Financial Services and Blockchain
In a digital world of distrust and failed regulation, accountability is key. And for French financial services giant, Société Générale, the blockchain could be the answer. The investment bank recently announced that it has issued $112 million worth of bonds on Ethereum, creating an ecosystem of scalability, reduced time to market, and increased transparency, above all.
Ernst & Young Discusses Long-Term Business-Case
For big four accounting firm, Ernst & Young, the blockchain is a sustainable solution in the financial space. Last week, EY CEO elect, Carmine Di Sibio spoke to Yahoo in an interview about the ‘long-term business-case blockchain.’ He first discussed the blockchain’s potential in dealing with taxes, a space that “is all about data and tech.”
He also spoke about current authentication projects in place, including a wine tracking system in Italy that may be traced all the way down to the grape. But you don’t have to be a wine connoisseur to pick up on this undertone. Won’t the blockchain take our jobs from us? Acknowledging these concerns, Sibio adds,
“What it’s doing is really having our people do more interesting things at a younger level, which hopefully will enable us to retain our people more than in the past.”
Blockchain and Renewable Energy
Speaking of employee retention now might be a good time to think about the retention of our own planet. While crypto mining has been a cause for concern with carbon emissions, people are beginning to uncover all of the ways that the blockchain could actually advance the transition into renewable energy. According to Forbes, “blockchain is a blank canvas capable of driving innovation in the field of green technology.”
Today, startups are exploring the blockchain to make energy grids ‘more accessible’ and ‘sustainable’ providing consumers with total control over how their energy is sourced.

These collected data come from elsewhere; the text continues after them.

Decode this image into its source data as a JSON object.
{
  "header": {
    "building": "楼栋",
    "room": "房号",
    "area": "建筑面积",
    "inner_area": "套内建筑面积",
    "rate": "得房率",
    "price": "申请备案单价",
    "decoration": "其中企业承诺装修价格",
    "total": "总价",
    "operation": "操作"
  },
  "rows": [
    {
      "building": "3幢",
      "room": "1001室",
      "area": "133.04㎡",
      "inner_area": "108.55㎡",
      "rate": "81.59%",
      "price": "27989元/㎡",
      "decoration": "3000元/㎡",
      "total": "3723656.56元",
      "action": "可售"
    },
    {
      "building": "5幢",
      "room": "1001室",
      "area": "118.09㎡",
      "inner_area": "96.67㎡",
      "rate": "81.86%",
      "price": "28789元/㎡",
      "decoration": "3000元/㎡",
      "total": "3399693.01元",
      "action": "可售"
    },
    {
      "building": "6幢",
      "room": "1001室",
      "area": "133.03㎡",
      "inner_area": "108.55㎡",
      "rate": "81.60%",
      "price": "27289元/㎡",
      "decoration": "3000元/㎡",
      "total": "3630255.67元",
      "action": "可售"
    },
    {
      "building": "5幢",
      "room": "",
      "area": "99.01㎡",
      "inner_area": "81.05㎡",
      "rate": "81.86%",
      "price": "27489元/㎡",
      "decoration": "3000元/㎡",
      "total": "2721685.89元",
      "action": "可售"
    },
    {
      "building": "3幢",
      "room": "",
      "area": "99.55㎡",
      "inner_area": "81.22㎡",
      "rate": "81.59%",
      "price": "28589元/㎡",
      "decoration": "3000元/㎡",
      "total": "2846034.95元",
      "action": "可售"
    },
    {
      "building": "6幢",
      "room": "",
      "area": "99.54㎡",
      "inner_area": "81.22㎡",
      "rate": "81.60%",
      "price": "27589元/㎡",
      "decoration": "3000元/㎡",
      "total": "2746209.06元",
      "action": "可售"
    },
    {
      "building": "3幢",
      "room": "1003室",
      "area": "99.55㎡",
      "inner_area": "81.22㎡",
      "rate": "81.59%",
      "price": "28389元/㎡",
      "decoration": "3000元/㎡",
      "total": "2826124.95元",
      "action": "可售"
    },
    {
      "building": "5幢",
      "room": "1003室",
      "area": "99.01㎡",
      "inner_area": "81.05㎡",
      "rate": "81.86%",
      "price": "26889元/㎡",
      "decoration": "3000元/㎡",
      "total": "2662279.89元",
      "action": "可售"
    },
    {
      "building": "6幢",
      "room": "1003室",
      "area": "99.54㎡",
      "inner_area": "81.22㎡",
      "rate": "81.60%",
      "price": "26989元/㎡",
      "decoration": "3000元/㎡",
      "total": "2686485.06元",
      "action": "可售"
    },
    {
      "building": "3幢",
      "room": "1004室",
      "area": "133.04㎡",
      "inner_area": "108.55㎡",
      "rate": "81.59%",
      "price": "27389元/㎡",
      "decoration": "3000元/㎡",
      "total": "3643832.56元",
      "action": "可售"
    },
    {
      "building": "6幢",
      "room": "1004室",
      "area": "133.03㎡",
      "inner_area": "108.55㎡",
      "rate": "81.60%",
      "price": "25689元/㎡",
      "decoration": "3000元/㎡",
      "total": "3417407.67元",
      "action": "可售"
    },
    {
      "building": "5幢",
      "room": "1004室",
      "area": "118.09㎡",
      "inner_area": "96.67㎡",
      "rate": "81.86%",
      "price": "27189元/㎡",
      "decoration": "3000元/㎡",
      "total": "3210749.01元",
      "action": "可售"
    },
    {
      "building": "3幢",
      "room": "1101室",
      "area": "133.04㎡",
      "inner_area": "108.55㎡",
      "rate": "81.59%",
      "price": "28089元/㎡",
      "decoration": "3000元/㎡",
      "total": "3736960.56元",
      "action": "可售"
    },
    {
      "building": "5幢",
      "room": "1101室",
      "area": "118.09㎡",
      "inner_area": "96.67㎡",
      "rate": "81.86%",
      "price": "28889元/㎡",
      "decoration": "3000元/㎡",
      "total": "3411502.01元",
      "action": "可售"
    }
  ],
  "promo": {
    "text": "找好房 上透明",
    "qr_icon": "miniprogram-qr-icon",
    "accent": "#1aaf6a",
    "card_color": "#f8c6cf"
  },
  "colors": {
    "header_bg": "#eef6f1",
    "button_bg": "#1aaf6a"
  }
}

Customers can then compare energy providers and ‘buy directly from them.’
This creates a choice-driven market that Estonia-based smart grid, WePower is in the process of testing. Joining forces with an independent energy provider, WePower delivers consumers with real-time power generation while holding both the energy buyer and the producer accountable. Essentially, the blockchain encourages the kind of trust that is needed to deliver data sharing as well as better-informed, and perhaps greener, decisions.

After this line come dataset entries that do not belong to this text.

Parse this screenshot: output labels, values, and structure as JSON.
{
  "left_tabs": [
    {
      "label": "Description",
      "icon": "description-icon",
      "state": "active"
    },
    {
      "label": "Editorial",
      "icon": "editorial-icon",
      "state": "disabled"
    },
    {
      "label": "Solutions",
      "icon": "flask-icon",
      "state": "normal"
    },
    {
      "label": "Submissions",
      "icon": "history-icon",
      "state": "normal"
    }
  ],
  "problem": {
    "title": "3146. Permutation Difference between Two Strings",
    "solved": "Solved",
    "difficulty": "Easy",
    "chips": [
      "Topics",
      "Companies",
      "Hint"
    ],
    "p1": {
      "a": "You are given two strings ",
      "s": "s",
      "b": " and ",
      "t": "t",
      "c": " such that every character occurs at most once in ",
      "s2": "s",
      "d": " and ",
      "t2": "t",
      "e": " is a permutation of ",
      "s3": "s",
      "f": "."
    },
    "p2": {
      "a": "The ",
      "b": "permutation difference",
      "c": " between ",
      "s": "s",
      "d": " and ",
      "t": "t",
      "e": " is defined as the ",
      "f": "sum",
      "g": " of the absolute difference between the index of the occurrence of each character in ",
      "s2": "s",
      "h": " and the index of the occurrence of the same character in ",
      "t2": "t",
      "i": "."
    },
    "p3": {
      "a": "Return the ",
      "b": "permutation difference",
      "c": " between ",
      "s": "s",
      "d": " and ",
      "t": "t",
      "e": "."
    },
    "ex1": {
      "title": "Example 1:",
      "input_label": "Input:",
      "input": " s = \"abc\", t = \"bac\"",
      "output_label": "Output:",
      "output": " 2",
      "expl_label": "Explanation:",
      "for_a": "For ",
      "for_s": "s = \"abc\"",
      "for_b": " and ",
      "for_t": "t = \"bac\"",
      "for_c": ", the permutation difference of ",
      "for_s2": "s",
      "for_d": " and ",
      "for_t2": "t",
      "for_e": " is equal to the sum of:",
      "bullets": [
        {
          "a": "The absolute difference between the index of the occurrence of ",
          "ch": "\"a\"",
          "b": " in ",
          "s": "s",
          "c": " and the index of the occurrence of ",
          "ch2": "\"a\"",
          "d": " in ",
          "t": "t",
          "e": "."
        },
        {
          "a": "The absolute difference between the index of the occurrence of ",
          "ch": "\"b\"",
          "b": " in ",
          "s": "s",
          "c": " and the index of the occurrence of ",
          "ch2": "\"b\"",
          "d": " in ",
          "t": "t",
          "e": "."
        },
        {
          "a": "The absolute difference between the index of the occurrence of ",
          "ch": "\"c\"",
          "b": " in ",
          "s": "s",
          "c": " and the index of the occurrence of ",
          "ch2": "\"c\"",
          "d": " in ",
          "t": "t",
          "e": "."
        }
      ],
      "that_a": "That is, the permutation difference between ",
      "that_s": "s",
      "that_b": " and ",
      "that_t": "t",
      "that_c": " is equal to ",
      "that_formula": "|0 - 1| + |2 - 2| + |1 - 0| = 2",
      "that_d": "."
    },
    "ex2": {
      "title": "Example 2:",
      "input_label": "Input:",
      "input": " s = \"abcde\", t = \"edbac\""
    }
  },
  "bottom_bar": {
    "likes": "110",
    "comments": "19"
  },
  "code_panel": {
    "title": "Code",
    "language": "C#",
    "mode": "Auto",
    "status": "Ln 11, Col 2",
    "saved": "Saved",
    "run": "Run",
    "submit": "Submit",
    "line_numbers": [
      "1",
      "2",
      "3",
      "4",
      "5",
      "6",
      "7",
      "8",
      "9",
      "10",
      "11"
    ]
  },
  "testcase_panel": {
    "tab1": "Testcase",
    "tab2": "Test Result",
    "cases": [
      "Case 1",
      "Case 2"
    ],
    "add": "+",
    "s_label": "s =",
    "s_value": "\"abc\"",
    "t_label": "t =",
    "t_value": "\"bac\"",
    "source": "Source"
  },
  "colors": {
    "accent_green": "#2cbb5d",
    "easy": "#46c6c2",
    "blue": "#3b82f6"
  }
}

Decentralization in Democracy
Placing energy systems on the blockchain will democratize information and likely lead to a push towards clean energy. Similarly, the blockchain could bring a push towards best practices in democracy, itself. In an article by NextGov, we begin to understand how the blockchain could provide a ‘central source of truth’ once and for all. As articulated in the piece, the value of the blockchain extends far and wide in the government. This includes everything from increasing clarity in ownership disputes to bringing “under-the-table” shady deals into clear view.
When it comes down to it, a vote for blockchain is really a vote for accountability.